Tell your care team if you have high blood sugar. You might need to change the dose of your medication. If you are sick or exercising more than usual, you might need to change the dose of your medication.
Do not skip meals. Ask your care team if you should avoid alcohol. Many nonprescription cough and cold products contain sugar or alcohol. These can affect blood sugar.
This medication may cause ovulation in premenopausal women who do not have regular monthly periods. This may increase your chances of becoming pregnant. You should not take this medication if you become pregnant or think you may be pregnant. Talk with your care team about your birth control options while taking this medication. Contact your care team right away if you think you are pregnant.

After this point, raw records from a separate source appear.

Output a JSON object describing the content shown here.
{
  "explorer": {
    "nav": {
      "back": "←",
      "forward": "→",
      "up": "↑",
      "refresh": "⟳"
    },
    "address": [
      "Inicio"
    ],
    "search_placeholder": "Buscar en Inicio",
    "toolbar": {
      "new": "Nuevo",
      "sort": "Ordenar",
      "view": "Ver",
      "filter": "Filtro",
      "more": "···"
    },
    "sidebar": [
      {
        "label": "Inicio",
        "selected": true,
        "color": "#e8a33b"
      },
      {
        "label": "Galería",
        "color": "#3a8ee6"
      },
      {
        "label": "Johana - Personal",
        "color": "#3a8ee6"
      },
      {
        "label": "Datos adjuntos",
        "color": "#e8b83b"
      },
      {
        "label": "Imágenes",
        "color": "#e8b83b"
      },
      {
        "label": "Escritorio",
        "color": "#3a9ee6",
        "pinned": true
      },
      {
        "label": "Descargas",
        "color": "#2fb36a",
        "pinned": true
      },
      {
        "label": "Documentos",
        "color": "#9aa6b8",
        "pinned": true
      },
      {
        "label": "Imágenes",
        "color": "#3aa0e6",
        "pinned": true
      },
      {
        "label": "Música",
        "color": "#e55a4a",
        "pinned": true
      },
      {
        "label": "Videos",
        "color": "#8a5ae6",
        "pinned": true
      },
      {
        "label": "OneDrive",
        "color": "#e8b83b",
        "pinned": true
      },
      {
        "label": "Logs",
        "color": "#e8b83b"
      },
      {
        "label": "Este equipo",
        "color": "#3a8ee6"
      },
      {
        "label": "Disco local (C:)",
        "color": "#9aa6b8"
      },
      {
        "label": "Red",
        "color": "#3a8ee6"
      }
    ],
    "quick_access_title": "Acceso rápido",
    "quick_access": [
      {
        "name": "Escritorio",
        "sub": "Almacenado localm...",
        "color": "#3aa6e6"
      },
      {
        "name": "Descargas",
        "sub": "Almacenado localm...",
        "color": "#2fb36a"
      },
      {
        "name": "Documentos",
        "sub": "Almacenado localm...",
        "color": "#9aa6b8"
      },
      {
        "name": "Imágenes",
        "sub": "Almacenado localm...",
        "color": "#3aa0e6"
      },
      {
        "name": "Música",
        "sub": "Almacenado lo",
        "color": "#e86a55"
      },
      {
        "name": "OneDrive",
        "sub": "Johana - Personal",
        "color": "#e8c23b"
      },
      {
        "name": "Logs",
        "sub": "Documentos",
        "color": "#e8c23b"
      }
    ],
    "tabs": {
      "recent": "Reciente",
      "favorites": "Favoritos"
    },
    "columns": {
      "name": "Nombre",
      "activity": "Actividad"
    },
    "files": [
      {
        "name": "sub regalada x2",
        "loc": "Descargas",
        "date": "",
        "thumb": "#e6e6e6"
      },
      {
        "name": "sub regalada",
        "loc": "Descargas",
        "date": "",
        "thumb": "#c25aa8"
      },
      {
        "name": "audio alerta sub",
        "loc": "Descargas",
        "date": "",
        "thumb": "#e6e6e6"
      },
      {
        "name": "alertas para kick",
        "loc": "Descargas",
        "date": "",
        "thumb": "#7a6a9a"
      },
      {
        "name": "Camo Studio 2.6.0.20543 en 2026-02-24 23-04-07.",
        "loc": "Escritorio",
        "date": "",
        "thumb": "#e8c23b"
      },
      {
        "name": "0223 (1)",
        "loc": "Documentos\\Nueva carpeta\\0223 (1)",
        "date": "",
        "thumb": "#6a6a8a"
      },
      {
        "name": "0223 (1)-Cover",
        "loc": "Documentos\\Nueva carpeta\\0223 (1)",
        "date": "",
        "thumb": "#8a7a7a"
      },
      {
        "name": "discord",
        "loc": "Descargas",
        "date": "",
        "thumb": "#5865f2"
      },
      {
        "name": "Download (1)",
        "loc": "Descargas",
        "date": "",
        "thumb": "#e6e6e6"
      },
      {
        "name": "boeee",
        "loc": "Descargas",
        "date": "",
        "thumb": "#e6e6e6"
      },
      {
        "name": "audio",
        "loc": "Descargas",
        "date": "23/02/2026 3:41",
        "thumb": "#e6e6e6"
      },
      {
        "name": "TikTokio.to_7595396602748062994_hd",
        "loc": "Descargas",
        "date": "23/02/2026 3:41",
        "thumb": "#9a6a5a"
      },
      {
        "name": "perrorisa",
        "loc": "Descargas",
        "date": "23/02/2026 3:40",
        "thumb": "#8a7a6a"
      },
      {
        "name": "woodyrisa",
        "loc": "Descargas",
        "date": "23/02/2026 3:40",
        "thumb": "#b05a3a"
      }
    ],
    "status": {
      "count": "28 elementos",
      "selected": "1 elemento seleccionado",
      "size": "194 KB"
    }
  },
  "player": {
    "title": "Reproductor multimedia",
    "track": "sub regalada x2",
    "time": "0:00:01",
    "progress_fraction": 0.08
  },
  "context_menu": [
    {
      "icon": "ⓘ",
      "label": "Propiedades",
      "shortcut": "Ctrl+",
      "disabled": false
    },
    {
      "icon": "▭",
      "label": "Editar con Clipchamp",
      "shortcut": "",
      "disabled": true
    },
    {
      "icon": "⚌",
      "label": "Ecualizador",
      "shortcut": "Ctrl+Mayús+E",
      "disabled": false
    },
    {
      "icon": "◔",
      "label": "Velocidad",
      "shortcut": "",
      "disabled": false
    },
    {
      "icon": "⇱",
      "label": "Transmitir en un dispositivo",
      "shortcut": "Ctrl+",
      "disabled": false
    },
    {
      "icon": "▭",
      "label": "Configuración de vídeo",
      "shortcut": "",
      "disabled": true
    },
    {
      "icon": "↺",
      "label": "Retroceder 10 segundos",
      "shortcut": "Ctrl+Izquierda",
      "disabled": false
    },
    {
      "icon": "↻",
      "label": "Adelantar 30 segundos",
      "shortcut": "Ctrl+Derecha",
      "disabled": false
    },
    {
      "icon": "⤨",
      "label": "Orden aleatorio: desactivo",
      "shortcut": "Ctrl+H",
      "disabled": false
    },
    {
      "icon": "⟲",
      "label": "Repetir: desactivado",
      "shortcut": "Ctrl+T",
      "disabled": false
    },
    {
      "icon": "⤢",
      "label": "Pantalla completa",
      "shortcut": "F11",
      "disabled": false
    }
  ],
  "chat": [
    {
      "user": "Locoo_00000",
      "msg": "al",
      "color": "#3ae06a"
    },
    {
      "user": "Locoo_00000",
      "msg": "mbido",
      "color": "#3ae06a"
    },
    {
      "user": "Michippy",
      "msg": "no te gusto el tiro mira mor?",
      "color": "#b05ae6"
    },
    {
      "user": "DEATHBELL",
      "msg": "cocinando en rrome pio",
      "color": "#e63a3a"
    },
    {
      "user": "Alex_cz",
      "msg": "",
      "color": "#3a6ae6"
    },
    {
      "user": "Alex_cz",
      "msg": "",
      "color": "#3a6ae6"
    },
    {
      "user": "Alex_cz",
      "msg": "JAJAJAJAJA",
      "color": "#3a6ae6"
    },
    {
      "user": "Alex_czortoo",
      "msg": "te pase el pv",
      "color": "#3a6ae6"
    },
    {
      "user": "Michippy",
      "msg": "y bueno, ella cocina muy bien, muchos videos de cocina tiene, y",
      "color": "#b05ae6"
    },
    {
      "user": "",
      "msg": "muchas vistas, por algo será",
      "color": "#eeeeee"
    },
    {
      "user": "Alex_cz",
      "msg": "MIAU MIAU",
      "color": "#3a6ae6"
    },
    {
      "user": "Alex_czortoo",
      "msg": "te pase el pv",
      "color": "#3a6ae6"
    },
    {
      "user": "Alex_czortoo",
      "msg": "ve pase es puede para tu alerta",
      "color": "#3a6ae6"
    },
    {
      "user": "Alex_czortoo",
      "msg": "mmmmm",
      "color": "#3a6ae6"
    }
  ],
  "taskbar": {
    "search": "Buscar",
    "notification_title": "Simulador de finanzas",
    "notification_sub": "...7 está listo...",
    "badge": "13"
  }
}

This medication can make you more sensitive to the sun. Keep out of the sun. If you cannot avoid being in the sun, wear protective clothing and use sunscreen. Do not use sun lamps or sun tanning beds/booths.
Wear a medical ID bracelet or chain, and carry a card that describes your disease and details of your medication and dosage times.
This medication may cause a decrease in folic acid and vitamin B12. You should make sure that you get enough vitamins while you are taking this medication. Discuss the foods you eat and the vitamins you take with your care team.
What side effects may I notice from receiving this medication?
Side effects that you should report to your care team as soon as possible:
- Allergic reactions—skin rash, itching, hives, swelling of the face, lips, tongue, or throat
- Hemolytic anemia—unusual weakness or fatigue, dizziness, headache, trouble breathing, dark urine, yellowing skin or eyes
- High lactic acid level—muscle pain or cramps, stomach pain, trouble breathing, general discomfort and fatigue
- Low vitamin B12 level—pain, tingling, or numbness in the hands or feet, muscle weakness, dizziness, confusion, trouble concentrating
Side effects that usually do not require medical attention (report to your care team if they continue or are bothersome):
- Upset stomach
This list may not describe all possible side effects. Call your doctor for medical advice about side effects. You may report side effects to FDA at 1-800-FDA-1088.
Where should I keep my medication?
Keep out of the reach of children and pets.
Store at room temperature between 15 and 25 degrees C (59 and 77 degrees F). Keep container tightly closed and protect from light. Throw away any unused medication after the expiration date.
NOTE: This sheet is a summary. It may not cover all possible information. If you have questions about this medicine, talk to your doctor, pharmacist, or health care provider.